Dale Maharidge has been teaching at the journalism school since 2001; he first taught here in the early 1990s. He was a visiting professor at Stanford University for ten years and before that he spent fifteen years as a newspaperman, writing for The Cleveland Plain Dealer, The Sacramento Bee, and others. He’s written for Rolling Stone, George Magazine, The Nation, Mother Jones, The New York Times op-ed page, Smithsonian, Slate, The Guardian, among others.
Most Many of his books are illustrated with the work of photographer Michael Williamson. The first book, "Journey to Nowhere: The Saga of the New Underclass" (1985), later inspired Bruce Springsteen to write two songs; it was reissued in 1996 with an introduction by Springsteen.

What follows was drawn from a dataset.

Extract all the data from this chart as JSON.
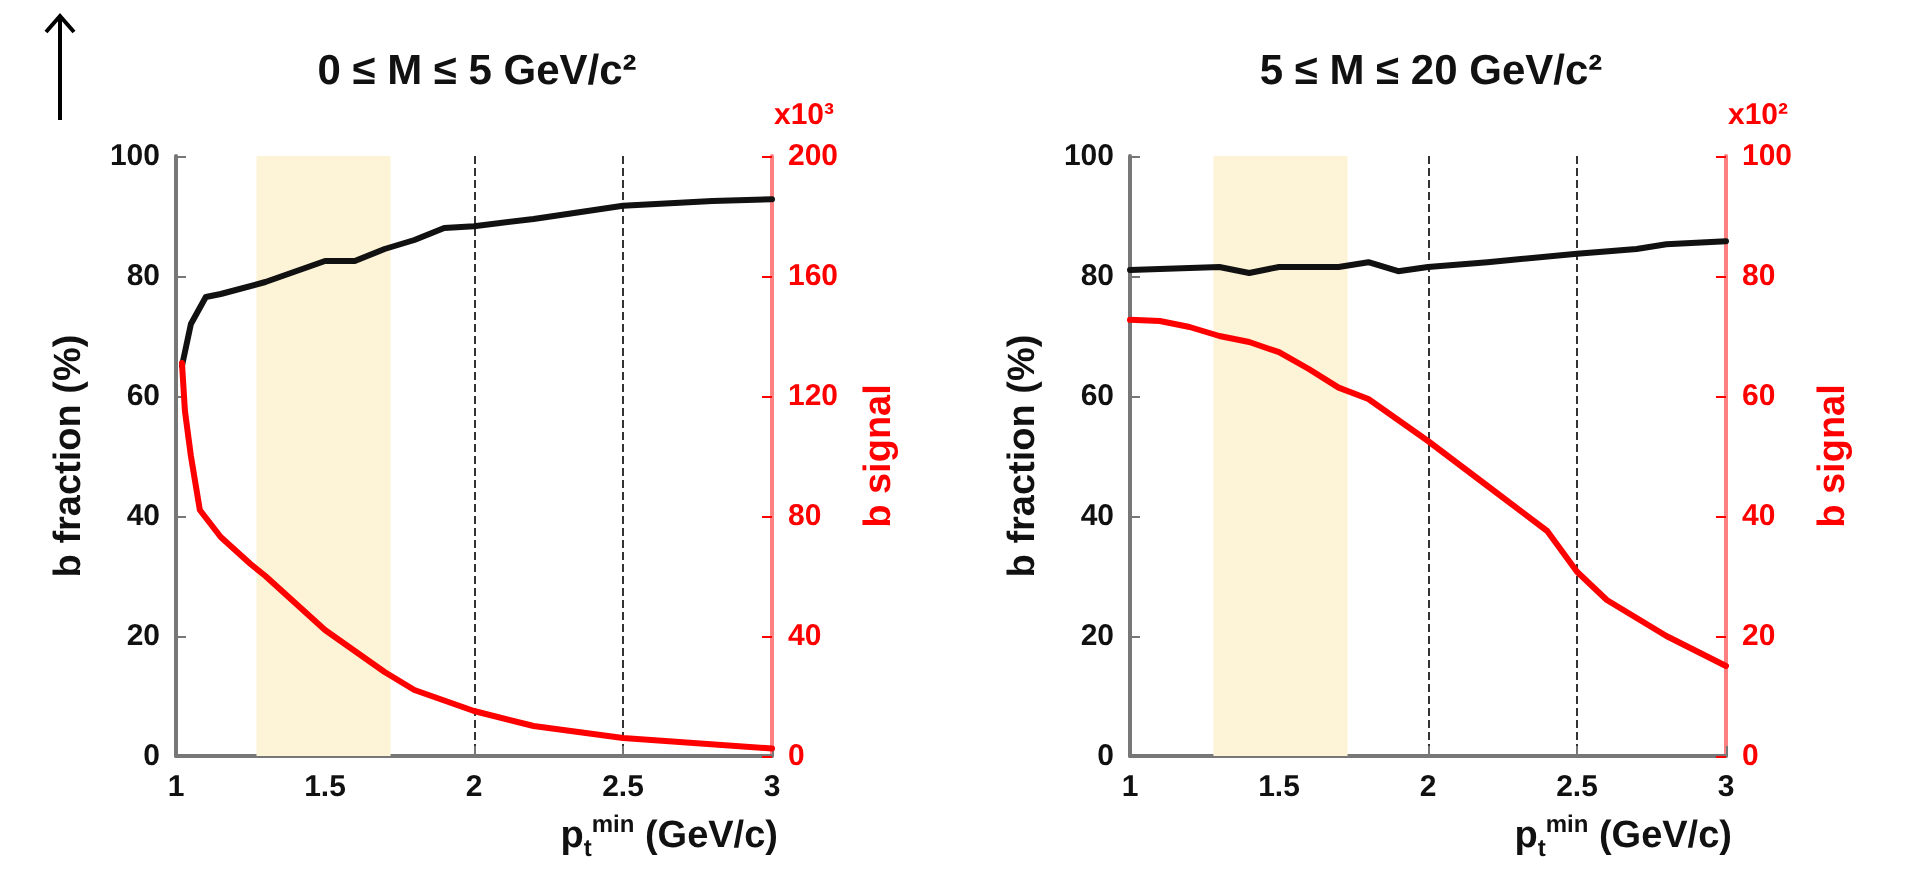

His second book, "And Their Children After Them" (1989), won the Pulitzer Prize for nonfiction in 1990. Other books include "Yosemite: A Landscape of Life" (1990); "The Last Great American Hobo" (1993); "The Coming White Minority: California, Multiculturalism & the Nation's Future" (1996, 1999); "Homeland" (2004); "Denison, Iowa: Searching for the Soul of America Through the Secrets of a Midwest Town" (2005); "Someplace Like America: Tales from the New Great Depression” (2011); and “Leapers,” (2012); His most recent book is “Bringing Mulligan Home: The Other Side of the Good War,”(2013); a March 2013 release by PublicAffairs. “Snowden’s Box: Trust in the Age of Surveillance”(with Jessica Bruder, 2020); “Fucked at Birth: Recalibrating the American Dream for the 2020s” (2021); and a forthcoming novel, “Burn Coast.” A podcast, “The Dead Drink First,” (2019) reached number one in all categories on Audible for several weeks.
Maharidge attended Cleveland State University. He was a 1988 Nieman Fellow at Harvard University.
Maharidge has held residencies Yaddo and MacDowell artist colonies.